Gemma 2's 2B LoRA adapter merge is not working #869

Open LostRuins opened 2 months ago

LostRuins commented 2 months ago

1) Load the Gemma2 2B model with Unsloth - OK 2) Perform fine tuning - OK 3) Test the resulting model - OK, responses indicate fine tuning is successful 4) Save 16 bit model.save_pretrained_merged("model", tokenizer, save_method = "merged_16bit",) 5) The model is saved, however, it is identical to the base model, the adapter is not applied at all.

If the lora only is saved separately via model.save_pretrained("lora_model") it gets saved correctly, and loading it with AutoModelForCausalLM.from_pretrained works as expected. However, attempting to merge the lora adapter with the base model e.g. model.merge_and_unload() also fails: The resulting "merged" model is identical to the base model, the adapter is not applied.

Using adapters trained with Huggingface work fine, and can be merged into the base model without issue.

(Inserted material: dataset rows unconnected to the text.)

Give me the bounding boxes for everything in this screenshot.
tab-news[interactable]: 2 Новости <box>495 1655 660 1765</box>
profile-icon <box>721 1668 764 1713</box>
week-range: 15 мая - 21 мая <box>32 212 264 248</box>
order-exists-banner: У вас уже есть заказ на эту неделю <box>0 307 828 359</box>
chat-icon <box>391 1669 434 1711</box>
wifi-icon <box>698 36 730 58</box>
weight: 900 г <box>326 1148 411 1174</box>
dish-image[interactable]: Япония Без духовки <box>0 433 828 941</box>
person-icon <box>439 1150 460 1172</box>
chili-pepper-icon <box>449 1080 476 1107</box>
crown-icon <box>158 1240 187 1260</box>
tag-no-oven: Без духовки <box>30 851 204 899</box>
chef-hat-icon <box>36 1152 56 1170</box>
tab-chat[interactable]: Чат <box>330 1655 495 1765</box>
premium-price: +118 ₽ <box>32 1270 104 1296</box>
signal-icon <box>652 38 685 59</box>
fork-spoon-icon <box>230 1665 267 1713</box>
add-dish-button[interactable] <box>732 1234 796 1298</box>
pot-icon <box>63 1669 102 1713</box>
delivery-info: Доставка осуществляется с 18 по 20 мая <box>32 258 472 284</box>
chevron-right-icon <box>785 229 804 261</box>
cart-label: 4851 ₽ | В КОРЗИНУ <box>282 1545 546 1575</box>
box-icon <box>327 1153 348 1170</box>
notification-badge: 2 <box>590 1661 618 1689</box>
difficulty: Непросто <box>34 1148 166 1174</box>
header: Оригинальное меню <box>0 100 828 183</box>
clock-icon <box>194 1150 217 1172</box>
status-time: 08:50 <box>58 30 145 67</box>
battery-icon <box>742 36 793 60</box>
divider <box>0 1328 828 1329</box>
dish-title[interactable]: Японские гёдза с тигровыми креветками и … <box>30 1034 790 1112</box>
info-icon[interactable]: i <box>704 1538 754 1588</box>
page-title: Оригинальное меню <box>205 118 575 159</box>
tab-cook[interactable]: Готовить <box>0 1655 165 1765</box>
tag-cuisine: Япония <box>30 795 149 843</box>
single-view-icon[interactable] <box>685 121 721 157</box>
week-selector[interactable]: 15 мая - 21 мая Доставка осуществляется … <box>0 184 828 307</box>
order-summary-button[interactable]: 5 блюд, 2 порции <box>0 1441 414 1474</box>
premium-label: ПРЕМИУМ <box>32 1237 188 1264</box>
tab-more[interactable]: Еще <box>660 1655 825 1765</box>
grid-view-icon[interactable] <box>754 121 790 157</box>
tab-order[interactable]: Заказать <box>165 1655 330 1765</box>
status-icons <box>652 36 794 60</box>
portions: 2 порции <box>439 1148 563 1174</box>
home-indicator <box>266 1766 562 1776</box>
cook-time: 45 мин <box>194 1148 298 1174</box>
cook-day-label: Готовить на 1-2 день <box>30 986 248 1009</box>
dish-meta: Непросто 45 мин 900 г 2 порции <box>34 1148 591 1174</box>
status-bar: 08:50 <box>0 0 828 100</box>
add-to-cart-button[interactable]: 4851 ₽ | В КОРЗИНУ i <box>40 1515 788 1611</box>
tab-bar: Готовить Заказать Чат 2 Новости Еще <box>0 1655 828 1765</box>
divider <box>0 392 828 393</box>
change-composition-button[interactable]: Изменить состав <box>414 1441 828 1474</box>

danielhanchen commented 2 months ago

Ok that's weird its not merging correctly? I'll check

LostRuins commented 2 months ago

Thanks! Are you able to repro it?

LostRuins commented 2 months ago

Okay just a quick update: I deleted everything, then downloaded a fresh copy of https://huggingface.co/unsloth/gemma-2-2b , and then downloaded the Unsloth Lora that I made separately, and performed a merge with

base_model = AutoModelForCausalLM.from_pretrained(
        modelpath,
        return_dict=True,
        torch_dtype=torch.float16,
        load_in_4bit=False
)
model = PeftModel.from_pretrained(base_model, lorapath)
model = model.merge_and_unload()

following which the merged model seemed to work correctly, so I don't know if it was a user error in the process.

Nonetheless, you might still want to investigate, since the original model.save_pretrained_merged("model", tokenizer, save_method = "merged_16bit",) direct from colab did not work. But I think this approach is sufficient for me, so feel free to close this issue as resolved if you wish.